Let $\Lambda$ be a cocommutative Hopf algebra over a commutative ring $R$. For two left $\Lambda$-modules $M$ and $N$, interpret $\mathrm{Ext}_{\Lambda}^n(M,N)$ as the set of equivalence classes of extensions of $M$ by $N$, which are exact sequences of left $\Lambda$-modules
$$0\to N\to A_{n-1}\to\ldots\to A_0\to M\to 0$$
with $n$ intermediate terms.
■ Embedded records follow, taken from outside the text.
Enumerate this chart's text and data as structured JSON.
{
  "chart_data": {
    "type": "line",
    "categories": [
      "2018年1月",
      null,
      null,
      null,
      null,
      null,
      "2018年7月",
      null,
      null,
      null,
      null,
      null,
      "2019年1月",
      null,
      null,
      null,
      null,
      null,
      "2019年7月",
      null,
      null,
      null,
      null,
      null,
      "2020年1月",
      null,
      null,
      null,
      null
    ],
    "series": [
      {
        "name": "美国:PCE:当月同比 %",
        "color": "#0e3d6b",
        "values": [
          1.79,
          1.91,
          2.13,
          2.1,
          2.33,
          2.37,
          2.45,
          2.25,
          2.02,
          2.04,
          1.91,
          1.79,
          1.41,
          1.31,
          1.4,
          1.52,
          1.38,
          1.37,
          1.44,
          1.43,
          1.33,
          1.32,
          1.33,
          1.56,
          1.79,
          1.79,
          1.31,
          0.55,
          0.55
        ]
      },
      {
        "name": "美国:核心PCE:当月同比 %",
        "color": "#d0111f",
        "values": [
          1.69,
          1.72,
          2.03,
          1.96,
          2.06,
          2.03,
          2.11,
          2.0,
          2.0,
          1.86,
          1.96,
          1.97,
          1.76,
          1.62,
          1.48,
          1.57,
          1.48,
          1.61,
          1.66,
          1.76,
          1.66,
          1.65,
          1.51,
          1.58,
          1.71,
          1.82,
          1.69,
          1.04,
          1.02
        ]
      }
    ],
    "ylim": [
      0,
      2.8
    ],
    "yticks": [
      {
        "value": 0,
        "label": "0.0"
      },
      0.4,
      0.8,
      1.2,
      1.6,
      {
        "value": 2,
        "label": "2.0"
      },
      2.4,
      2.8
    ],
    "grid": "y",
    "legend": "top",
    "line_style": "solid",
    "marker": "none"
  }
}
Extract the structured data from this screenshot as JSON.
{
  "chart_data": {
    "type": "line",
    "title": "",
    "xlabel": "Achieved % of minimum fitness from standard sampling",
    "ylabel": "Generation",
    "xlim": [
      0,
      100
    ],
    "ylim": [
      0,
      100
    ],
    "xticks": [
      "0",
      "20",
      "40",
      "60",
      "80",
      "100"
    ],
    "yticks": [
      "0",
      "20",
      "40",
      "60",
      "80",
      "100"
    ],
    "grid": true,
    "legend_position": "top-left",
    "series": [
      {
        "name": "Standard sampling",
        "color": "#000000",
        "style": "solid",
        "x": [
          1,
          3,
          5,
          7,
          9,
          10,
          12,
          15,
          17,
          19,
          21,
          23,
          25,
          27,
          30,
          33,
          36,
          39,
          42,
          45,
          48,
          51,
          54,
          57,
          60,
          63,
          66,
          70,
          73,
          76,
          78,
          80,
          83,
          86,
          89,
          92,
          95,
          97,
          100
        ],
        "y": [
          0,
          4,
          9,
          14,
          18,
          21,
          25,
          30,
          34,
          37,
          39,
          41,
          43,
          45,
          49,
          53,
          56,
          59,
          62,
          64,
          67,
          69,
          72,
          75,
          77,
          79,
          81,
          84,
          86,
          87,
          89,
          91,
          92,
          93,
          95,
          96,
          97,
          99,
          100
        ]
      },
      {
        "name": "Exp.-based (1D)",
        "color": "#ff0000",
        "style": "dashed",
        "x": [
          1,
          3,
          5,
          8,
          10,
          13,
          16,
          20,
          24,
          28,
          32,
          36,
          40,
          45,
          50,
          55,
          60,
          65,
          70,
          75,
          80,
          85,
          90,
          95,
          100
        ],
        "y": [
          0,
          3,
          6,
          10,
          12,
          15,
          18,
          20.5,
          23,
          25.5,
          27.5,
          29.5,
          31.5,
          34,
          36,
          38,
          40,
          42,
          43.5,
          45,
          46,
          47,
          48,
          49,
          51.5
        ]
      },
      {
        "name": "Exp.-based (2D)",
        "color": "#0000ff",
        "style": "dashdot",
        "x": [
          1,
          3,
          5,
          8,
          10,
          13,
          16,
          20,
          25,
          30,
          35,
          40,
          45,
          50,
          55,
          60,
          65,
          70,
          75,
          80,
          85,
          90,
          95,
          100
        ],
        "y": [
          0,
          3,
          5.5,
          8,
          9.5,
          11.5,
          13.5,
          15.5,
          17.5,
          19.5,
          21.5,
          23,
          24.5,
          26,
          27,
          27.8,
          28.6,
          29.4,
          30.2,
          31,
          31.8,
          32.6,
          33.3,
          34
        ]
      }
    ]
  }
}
On page $58$ of Benson's "Representations and Cohomology," Volume 1, there is a reference to a natural map
$$\mathrm{Ext}^n_{\Lambda}(R,R)\xrightarrow{\otimes_RM}\mathrm{Ext}_{\Lambda}^n(M,M)$$
given by "tensoring exact sequences with $M$." However, it is not clear to me that $-\otimes_RM$ is an exact functor, so if
$$0\to R\to A_{n-1}\to\ldots\to A_0\to R\to 0$$
is exact, why does it follow that
$$0\to M\to A_{n-1}\otimes_RM\to\ldots\to A_0\otimes_RM\to M\to 0$$
is also exact? Also, if I view $\mathrm{Ext}^n_{\Lambda}(R,R)$ as the set of equivalence classes of maps $\zeta:P_n\to R$ where $P^{\bullet}$ is a projective resolution of $R$, then how do I construct the image of the element represented by $\zeta$ under this natural map? (in terms of a map $Q_n\to M$ where $Q^{\bullet}$ is a projective resolution of $M$)
With regard to your first question: in that section, the assumption given at the start (that $M$ is a projective $R$-module) is in force throughout. This makes $ -\otimes_R M$ exact, since projective modules are flat. Otherwise you are right that there is no reason to think the sequence will remain exact after tensoring with $M$.
For your second question, the image of $\xi$ is the map $\xi\otimes \operatorname{id}_M : P_n \otimes M \to R \otimes M = M$. This makes sense because $P_* \otimes M$ is a projective resolution of $R\otimes M=M$, since (by 3.1.5 in your book) $P\otimes M$ is projective whenever $P$ is, and as above tensoring over $R$ with $M$ preserves exactness. If you have a fixed projective resolution $Q_*$ of $M$ you must compute a chain map $H_*: Q_* \to P_*\otimes M$ lifting the identity map $M \to M$ (see 2.4.2), and then the image of $\xi$ will be represented by $(\xi \otimes \operatorname{id}) \circ n : Q_n \to M$.